Isa Manzana

I stay in the village

Asturian table apples are looking for a place in the market.

“We want to produce a good quality apple, trying to recover our own”, explains Isabel Rubio, a young rural entrepreneur with a family farm with blueberries, faba beans and avocados.

Ana Paz Paredes, San Cosme (San Martín de Luiña) ,

Isabel Rubio García-Braga is a rural entrepreneur who transmits, from the first moment, the satisfaction she feels with her work. With a double degree in Business Administration and Management and Economics and a Master in Hospitality Management, after working abroad for 13 years, she has been working in San Cosme (San Martín de Luiña) for some time now, working on a farm where her parents had planted blueberries and faba beans, an activity that, in addition to having become her job over time, is, at the same time, also her passion.

“I am delighted to be here. Besides, with the pandemic issue, in the end the whole family is gathered here. For my part, I recently bought a house in Prámaro and I’m 700 meters from the farm,” says this young entrepreneur who, looking back, knows that what was harvested in the past is useful for the future.

“When I arrived I first worked with blueberries, we have one hectare planted with 2,500 plants; marketing, social networks, moving around the area to offer the product and also in the harvest, and then I also joined the Asturian faba bean, within the IGP Faba de Asturias”. Under the name Finca el Ribeiro, the average production packaged as an extra category is around 1,000 kilos per year. “In recent years we have increased the plantation by one hectare, so we expect to produce around 1,700 to 1,900 kilos of faba beans,” she explains.

She goes on to point out that “all the plantations are currently in the process of being converted to organic, so our first organic faba bean harvest will be in 2023. Our project was always to have an agro-ecological farm, and we are working on it with great enthusiasm and a lot of desire.

This rural entrepreneur recalls that, although the pandemic strongly affected the hospitality industry, in her case that effect was not pronounced. “We always sold a lot to stores and supermarkets where people buy our faba beans”. And as the field asks for evolution and she is a restless woman and in contaste evolution and learning, she also has a plantation of table apple trees underway.
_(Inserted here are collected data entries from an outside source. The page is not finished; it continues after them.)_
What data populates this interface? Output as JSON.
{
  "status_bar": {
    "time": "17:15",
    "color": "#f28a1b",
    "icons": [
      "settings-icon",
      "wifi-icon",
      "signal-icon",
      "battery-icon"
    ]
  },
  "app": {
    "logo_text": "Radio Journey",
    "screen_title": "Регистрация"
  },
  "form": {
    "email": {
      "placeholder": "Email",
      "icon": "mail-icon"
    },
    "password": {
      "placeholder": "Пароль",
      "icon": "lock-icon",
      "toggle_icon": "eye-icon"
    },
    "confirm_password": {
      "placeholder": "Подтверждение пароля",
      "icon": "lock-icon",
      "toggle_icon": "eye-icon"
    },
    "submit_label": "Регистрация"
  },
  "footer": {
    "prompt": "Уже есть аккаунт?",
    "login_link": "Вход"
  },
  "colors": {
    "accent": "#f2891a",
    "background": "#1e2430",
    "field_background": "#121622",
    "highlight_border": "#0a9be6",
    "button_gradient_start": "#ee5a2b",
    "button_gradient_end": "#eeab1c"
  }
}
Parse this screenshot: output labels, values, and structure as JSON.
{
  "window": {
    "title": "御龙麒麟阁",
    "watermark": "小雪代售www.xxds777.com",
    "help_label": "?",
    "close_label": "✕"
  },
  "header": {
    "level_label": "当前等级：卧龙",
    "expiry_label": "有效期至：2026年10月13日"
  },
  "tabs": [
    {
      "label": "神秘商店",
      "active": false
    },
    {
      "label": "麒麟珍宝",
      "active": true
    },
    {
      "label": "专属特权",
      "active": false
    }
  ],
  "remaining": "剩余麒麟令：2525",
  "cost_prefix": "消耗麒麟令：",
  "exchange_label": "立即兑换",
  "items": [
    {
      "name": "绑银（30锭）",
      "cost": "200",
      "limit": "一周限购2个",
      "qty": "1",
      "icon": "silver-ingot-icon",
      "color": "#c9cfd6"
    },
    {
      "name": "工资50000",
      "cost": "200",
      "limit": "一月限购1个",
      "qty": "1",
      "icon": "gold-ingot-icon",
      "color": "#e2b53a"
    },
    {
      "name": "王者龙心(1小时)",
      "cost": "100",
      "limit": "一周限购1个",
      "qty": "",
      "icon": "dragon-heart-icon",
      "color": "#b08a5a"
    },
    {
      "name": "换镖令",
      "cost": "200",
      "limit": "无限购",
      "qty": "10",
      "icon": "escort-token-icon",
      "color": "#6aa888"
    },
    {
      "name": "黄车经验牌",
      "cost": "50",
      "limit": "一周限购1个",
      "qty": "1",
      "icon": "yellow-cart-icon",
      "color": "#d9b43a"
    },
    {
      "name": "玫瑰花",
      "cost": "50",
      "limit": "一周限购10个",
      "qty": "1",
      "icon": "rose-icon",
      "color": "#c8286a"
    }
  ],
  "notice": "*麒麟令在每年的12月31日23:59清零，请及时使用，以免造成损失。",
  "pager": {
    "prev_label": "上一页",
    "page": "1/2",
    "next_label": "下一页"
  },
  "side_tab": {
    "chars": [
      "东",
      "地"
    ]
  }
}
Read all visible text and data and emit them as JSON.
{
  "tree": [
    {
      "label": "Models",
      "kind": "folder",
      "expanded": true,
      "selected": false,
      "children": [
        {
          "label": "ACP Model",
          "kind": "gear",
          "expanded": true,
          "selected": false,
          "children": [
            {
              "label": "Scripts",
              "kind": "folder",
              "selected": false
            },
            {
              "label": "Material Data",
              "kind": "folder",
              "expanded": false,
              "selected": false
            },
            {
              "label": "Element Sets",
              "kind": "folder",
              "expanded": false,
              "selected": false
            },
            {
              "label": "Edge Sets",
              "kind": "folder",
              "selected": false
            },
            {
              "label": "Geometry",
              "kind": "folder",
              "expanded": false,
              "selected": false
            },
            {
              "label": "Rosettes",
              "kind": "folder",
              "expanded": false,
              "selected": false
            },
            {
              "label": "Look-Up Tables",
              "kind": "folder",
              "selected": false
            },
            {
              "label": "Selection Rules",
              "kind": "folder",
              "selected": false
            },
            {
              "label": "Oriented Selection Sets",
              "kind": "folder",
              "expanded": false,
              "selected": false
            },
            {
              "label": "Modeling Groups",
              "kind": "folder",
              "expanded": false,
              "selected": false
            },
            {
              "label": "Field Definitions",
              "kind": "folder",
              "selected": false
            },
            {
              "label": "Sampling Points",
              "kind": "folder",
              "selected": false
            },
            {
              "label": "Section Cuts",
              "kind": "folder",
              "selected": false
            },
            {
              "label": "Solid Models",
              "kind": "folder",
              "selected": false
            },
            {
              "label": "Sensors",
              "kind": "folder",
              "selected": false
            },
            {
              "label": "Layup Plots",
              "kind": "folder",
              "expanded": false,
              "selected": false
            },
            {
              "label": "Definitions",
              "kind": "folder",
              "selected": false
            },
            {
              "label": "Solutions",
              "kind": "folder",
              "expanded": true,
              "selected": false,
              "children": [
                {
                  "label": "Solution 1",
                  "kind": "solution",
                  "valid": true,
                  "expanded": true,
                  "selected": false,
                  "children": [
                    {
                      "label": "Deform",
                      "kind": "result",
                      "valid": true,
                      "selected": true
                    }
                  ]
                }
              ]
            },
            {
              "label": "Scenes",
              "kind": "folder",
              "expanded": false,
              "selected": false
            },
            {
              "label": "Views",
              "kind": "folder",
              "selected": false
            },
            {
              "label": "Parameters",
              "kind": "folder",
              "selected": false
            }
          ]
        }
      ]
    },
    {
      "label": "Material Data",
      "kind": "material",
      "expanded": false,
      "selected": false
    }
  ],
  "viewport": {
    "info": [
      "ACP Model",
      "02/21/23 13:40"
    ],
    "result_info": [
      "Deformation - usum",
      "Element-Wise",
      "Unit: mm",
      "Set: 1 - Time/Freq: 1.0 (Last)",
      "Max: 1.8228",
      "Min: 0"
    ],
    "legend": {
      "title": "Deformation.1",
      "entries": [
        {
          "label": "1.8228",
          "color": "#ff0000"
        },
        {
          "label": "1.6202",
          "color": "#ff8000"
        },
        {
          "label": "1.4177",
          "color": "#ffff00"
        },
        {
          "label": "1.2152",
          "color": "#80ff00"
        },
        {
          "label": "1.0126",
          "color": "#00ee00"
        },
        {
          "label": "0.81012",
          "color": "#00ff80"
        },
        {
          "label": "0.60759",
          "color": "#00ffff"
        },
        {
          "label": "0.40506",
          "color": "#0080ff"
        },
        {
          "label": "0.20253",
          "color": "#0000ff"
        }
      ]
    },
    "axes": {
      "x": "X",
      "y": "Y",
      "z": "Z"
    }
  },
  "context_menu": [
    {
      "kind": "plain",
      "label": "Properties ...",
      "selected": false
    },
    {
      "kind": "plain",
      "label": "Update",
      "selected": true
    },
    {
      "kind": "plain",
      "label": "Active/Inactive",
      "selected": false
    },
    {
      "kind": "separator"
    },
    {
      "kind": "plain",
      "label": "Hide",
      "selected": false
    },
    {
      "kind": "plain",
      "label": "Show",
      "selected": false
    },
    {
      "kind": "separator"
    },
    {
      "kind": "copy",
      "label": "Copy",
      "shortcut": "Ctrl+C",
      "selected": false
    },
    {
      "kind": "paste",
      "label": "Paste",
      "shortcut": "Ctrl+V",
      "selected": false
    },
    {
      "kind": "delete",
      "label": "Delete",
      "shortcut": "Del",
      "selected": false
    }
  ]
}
“We planted about 300 apple trees, but we lost many to wild boars, which we replanted. You go to the supermarkets and you can’t find Asturian apples for the table, they all come from outside. We want to produce good, high quality apples, even if it is a small production, but we try to recover our own. We plant ten varieties: mingan, prima, priscilla, dayton, liberty, williams pride, florina, reineta encarnada, reineta roja and goldrush. The problem with our apple is getting it to market at a competitive price.

But that’s not all. After acquiring new farms, next week he will also start planting avocados, planting a total of 900 trees of hass and bacon varieties. “Let’s see how it goes, I hope it goes well, this valley is very fertile. We have been controlling the temperature and humidity for the last two years and we are convinced that we will be able to carry out this new plantation,” he says.

Isabel Rubio, who is in contact with other rural entrepreneurs, believes that “today in the countryside there are very qualified people working with their projects in the rural area. More and more people are coming here looking for a more peaceful way of life and having their own business. I believe that agriculture has a future in Asturias. I am here, dedicated to it, and I do not intend to leave”.